Texas, negara bagian pertama yang dibuka kembali sepenuhnya pada bulan Maret, mengalami lonjakan virus pernapasan selain Covid-19 segera setelah mencabut mandat pandemi.
Pusat Pengendalian dan Pencegahan Penyakit mencatat bahwa Respiratory Syncytial Virus (RSV) membuat lonjakan musim panas ini di seluruh AS selatan, kejadian langka untuk virus yang biasanya memakan korban di musim gugur dan musim dingin.
Beberapa ahli bahkan memprediksi jenis lonjakan ini.
Kasus RSV dan jenis flu lainnya juga lebih serius dari sebelumnya, dengan banyak yang menderita gejala yang lebih kuat yang berlangsung lebih lama daripada infeksi di tahun-tahun sebelumnya.
Musim flu musim panas ini sangat berbahaya bagi orang tertua dan termuda, dengan RSV menyebabkan hingga 500 kematian per tahun di antara anak-anak di bawah lima tahun dan 14.000 kematian per tahun pada orang di atas 65 tahun.
Selandia Baru dan Australia, dua negara yang termasuk paling sukses dalam mengendalikan pandemi COVID-19, juga mengalami lonjakan RSV, menurut Times.
Hal-hal sangat mengerikan di Selandia Baru, di mana lonjakan dan kasus RSV membuat banyak anak di bawah usia dua tahun dirawat di rumah sakit.
“Saya belum pernah melihat hal seperti ini dalam 20 tahun bekerja sebagai ahli virologi,” kata Dr Sue Huang, direktur Pusat Influenza Nasional Organisasi Kesehatan Dunia, kepada The Times tentang situasi di Selandia Baru.
“Biasanya ada tingkat kekebalan yang sudah ada sebelumnya karena musim dingin sebelumnya.

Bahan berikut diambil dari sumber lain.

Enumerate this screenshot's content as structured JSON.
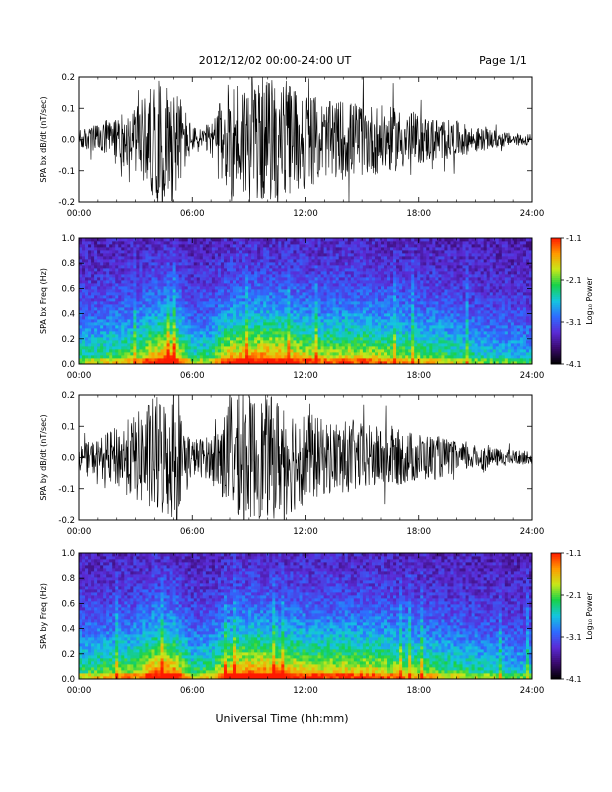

Ketika Anda tidak memiliki perlindungan semacam itu, itu seperti api liar.”
“Api bisa terus berlanjut, dan rantai penularan terus berlanjut.”
Para ahli mengatakan kepada The Times bahwa lonjakan di antara anak-anak sebagian karena virus sekarang memiliki dua kali lebih banyak sistem kekebalan baru untuk menginfeksi daripada sebelumnya.

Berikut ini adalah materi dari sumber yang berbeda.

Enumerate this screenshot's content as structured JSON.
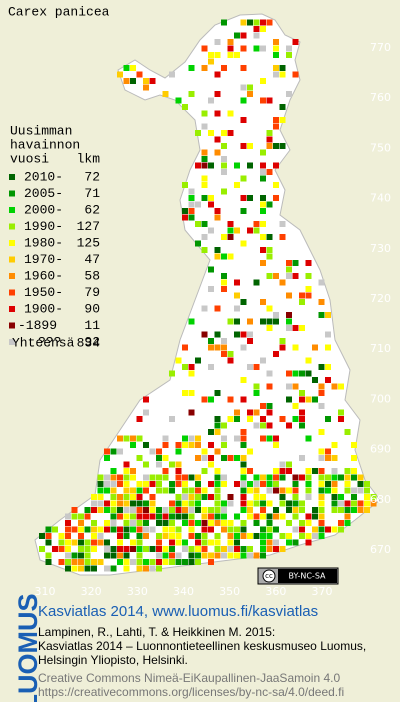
{
  "title": "Carex panicea",
  "legend": {
    "heading": [
      "Uusimman",
      "havainnon",
      "vuosi"
    ],
    "count_heading": "lkm",
    "items": [
      {
        "label": "2010-",
        "count": 72,
        "color": "#006400"
      },
      {
        "label": "2005-",
        "count": 71,
        "color": "#009600"
      },
      {
        "label": "2000-",
        "count": 62,
        "color": "#00d200"
      },
      {
        "label": "1990-",
        "count": 127,
        "color": "#99ee00"
      },
      {
        "label": "1980-",
        "count": 125,
        "color": "#ffff00"
      },
      {
        "label": "1970-",
        "count": 47,
        "color": "#ffcc00"
      },
      {
        "label": "1960-",
        "count": 58,
        "color": "#ff8c00"
      },
      {
        "label": "1950-",
        "count": 79,
        "color": "#ff4000"
      },
      {
        "label": "1900-",
        "count": 90,
        "color": "#dd0000"
      },
      {
        "label": "-1899",
        "count": 11,
        "color": "#880000"
      },
      {
        "label": "???",
        "count": 92,
        "color": "#c8c8c8"
      }
    ],
    "total": {
      "label": "Yhteensä",
      "value": 834
    }
  },
  "x_ticks": [
    310,
    320,
    330,
    340,
    350,
    360,
    370
  ],
  "y_ticks": [
    670,
    680,
    690,
    700,
    710,
    720,
    730,
    740,
    750,
    760,
    770
  ],
  "badge": {
    "cc": "cc",
    "text": "BY-NC-SA"
  },
  "logo": "LUOMUS",
  "footer": {
    "headline": "Kasviatlas 2014, www.luomus.fi/kasviatlas",
    "citation": [
      "Lampinen, R., Lahti, T. & Heikkinen M. 2015:",
      "Kasviatlas 2014 – Luonnontieteellinen keskusmuseo Luomus,",
      "Helsingin Yliopisto, Helsinki."
    ],
    "license": [
      "Creative Commons Nimeä-EiKaupallinen-JaaSamoin 4.0",
      "https://creativecommons.org/licenses/by-nc-sa/4.0/deed.fi"
    ]
  }
}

Bayi yang lahir tahun lalu mungkin tidak memiliki sistem kekebalan yang dibangun secara normal karena tubuh mereka belum terpapar banyak patogen.
Bayi-bayi itu bergabung dengan bayi-bayi yang lahir tahun ini, yang juga tidak memiliki kekebalan alami terhadap banyak patogen, dan sistem kekebalan yang lebih lemah dan belum teruji.

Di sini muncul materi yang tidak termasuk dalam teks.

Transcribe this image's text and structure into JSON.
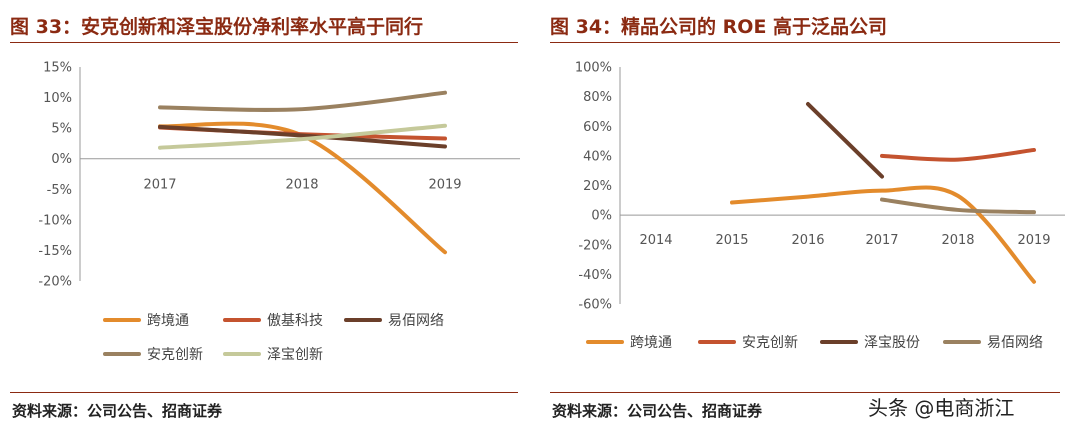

Penggandaan kumpulan anak-anak yang mudah terinfeksi telah memungkinkan virus seperti RSV mendatangkan malapetaka di antara populasi termuda kita.
Mencegah lonjakan jenis ini sangat sulit, meskipun para ahli merekomendasikan untuk mengikuti pedoman klasik seperti sering mencuci tangan dan menutupi batuk dan bersin untuk memerangi flu.
Mengenakan masker saat di depan umum juga bisa menjadi praktik yang berharga bagi orang-orang yang memiliki seseorang di rumah mereka yang mungkin rentan terhadap penyakit pernapasan, praktik yang sudah umum di beberapa negara Asia selama musim flu.